Imagine you discover a product, which appears on the EU market with the exact same specifications as your own. You realise that your blueprints were stolen and your production processes were copied down to the very last detail by a competitor, who has not invested any time or money into developing this know-how. Unfortunately, studies confirm that these situations occur more and more to the detriment of innovative companies, usually the smaller ones with limited human and financial means to seek remedies(1).
Differences in EU Member State legislation mean that levels of protection of trade secrets(2) vary considerably from one European country to another. The proposal therefore aims to harmonise EU Member State laws by setting a common definition of what constitutes a trade secret and by providing a framework for victims of trade secret theft to claim reparations. This will enable companies of all sizes to effectively protect themselves against dishonest practices. One coherent EU-wide legislation will also discourage misappropriation attempts and efforts to place goods produced from stolen know-how on the market. A common EU approach will also create a secure environment conducive to innovation, where valuable know-how can be exchanged between companies(3).
Throughout discussions in the European Parliament though, a campaign was launched to bring down this legislation on the basis that it would reinforce the corporate diktat on information, undermining our health and environment standards, worker mobility and free speech. Ahead of the final negotiations starting this September, the campaign’s instigators have transformed a very technical debate into an emotional one. Yet so far they have failed to sway decision-makers as the amended European Parliament text contains robust language to assuage their fears.
Firstly, the draft proposal now explicitly states upfront that it does not affect the application of EU or national rules requiring trade secret holders to disclose trade secrets for reasons of public interest. This means that industries required to disclose information to EU or national regulatory authorities (e.g. European Medicines Agency / Chemicals Agency) will continue to be subject to the existing regime. Pharmaceutical and chemical companies will therefore not be able to use this Directive to hide dangerous side effects revealed by clinical studies or conceal the nature of chemicals they release into the nature.
Secondly, the draft proposal will not prevent workers from moving to competitors. They remain protected by national labour law prescriptions, which the Directive does not affect in any shape of form. The affirmation that the limitation period will lock-in workers in their current jobs is also bad faith: the 3 years proposed only sets the time-lapse during which a company may take legal action after a trade secret misappropriation. It would not prevent an employee from moving to a competing firm even if he or she had stolen your prototype or the formula of one of your perfumes. In fact in most cases where employees were involved in the theft, they had already joined another company before any legal action was taken! One positive addition in the Parliament text though is the explicit confirmation that experience and skills acquired by employees shall not be considered as trade secrets. This know how belongs to workers and is very different from a laptop containing your marketing plans for next year.

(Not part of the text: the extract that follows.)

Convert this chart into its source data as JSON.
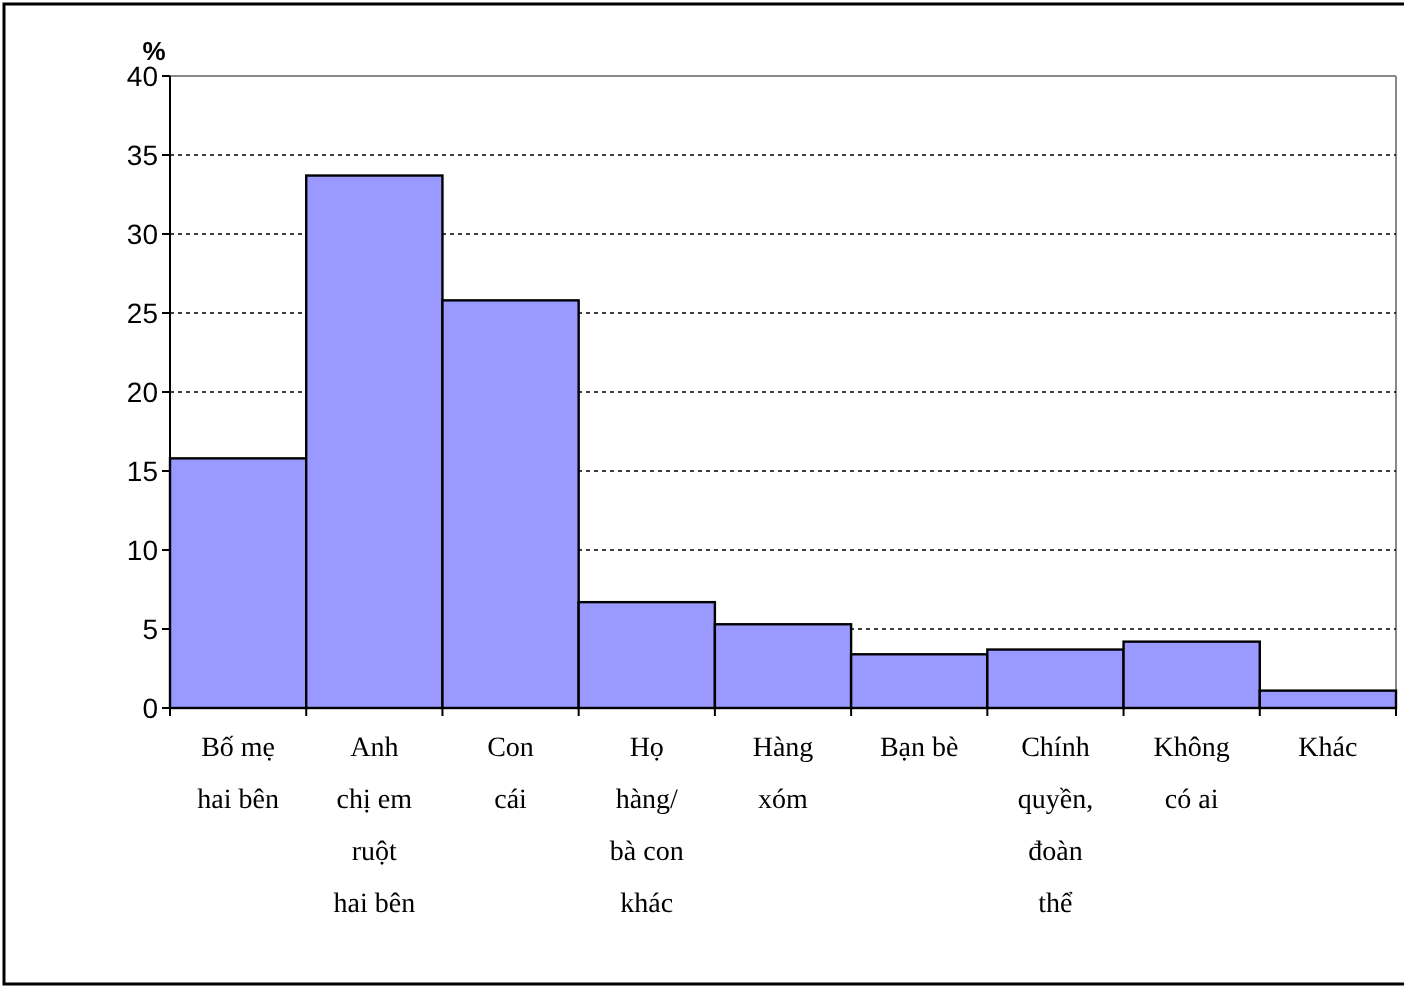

Finally, the European Parliament draft proposal equally protects freedom of expression and information, as well as whistleblowing activities. It clarifies that journalists will be exempt from the application of the measures in the Directive even if they have been led to detain and illegally disclose a trade secret during an investigation. Similarly, sources will have the opportunity to benefit from this exemption even if they report a misconduct, wrongdoing, fraud or illegal activity, in order to defend the public interest. A catch-all clause enables the acquisition, use and disclosure of confidential know-how for protecting a general public interest or any other legitimate interest. In that sense, this piece of legislation would never have prevented the revelations in the Luxleaks scandals as detractors often claim. On the contrary, it would have confirmed that the disclosure of trade secrets by journalist Edouard Perrin was lawful.
The European legislators still have to come to a final agreement on this proposal, in order to set up rules that encourage innovation, investment as well as fair and honest competition across European borders. So far, the absence of clear EU rules has too often enabled misappropriations of confidential business information to go unpunished. Products based on stolen trade secrets should not be allowed to compete with other legitimate creations resulting from laborious and costly research. EU legislators know this and should adopt this Directive swiftly.
(1) In 2012, 18% of European companies reported theft of their trade secrets; in 2013, this figure rose to one in four.
(2) A trade secret is a valuable piece of information which is treated as confidential. It gives the enterprise who developed it through often laborious and costly research a competitive advantage over its rivals. Such knowledge can include new manufacturing processes, improved recipes, or information on whom to buy from and whom to sell to.
(3) In the current jigsaw of EU legislation, surveys highlight that businesses refrain from developing partnerships across borders or funding start-ups in markets with little or no protection for trade secrets.